We will consider a triangle $\Delta XYZ$. The angles formed by any two sides of the triangle and lying on the inside of the triangle are called internal angles of a triangle. In $\Delta XYZ$, the angles $\measuredangle XYZ,\measuredangle YXZ$ and $\measuredangle XZY$ are the internal angles.
The angle sum property of a triangle states that the sum of internal angles of a triangle will always be equal to ${{180}^{o}}$. This property is valid for all the triangles. It is a necessary (but not sufficient) condition for a polygon to be a triangle. If the sum of internal angles of a polygon is not equal to ${{180}^{o}}$, then that polygon can never be a triangle. But the inverse is not necessarily true, i.e. if the sum of internal angles of a polygon is equal to ${{180}^{o}}$ , then it is not necessary that the polygon is a triangle. According to the angle sum property of a triangle, $\measuredangle XYZ+\measuredangle YXZ+\measuredangle XZY={{180}^{o}}$ .

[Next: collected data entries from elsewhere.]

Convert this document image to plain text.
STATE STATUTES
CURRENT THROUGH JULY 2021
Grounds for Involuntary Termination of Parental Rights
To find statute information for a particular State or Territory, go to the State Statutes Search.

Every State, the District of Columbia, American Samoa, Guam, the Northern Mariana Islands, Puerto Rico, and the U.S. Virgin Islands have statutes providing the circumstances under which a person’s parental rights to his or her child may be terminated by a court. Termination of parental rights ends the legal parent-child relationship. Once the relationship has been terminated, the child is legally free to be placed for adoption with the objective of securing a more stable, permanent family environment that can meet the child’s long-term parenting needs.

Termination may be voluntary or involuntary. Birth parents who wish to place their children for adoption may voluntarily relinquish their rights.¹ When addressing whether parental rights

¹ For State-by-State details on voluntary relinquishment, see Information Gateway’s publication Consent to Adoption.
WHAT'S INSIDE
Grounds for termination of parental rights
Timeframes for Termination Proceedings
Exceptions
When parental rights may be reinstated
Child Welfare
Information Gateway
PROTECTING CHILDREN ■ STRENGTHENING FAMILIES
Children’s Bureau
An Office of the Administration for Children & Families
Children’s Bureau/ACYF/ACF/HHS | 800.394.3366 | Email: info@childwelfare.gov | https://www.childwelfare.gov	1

Now, the triangle given in the question is $\Delta ABC$ . It is also given that the measures of angles $\measuredangle A$ and $\measuredangle B$ are ${{75}^{o}}$and ${{65}^{o}}$ respectively. According to the angle sum property of a triangle, the sum of internal angles of $\Delta ABC$ is equal to ${{180}^{o}}$, i.e. $\measuredangle A+\measuredangle B+\measuredangle C={{180}^{o}}$ . But we are given that $\measuredangle A={{75}^{o}}$ and $\measuredangle B={{65}^{o}}$. So, ${{75}^{o}}+{{65}^{o}}+\measuredangle C={{180}^{o}}$ .
$\Rightarrow {{140}^{o}}+\measuredangle C={{180}^{o}}$
$\Rightarrow \measuredangle C={{180}^{o}}-{{140}^{o}}={{40}^{o}}$
So, the measure of $\measuredangle C$ is equal to ${{40}^{o}}$.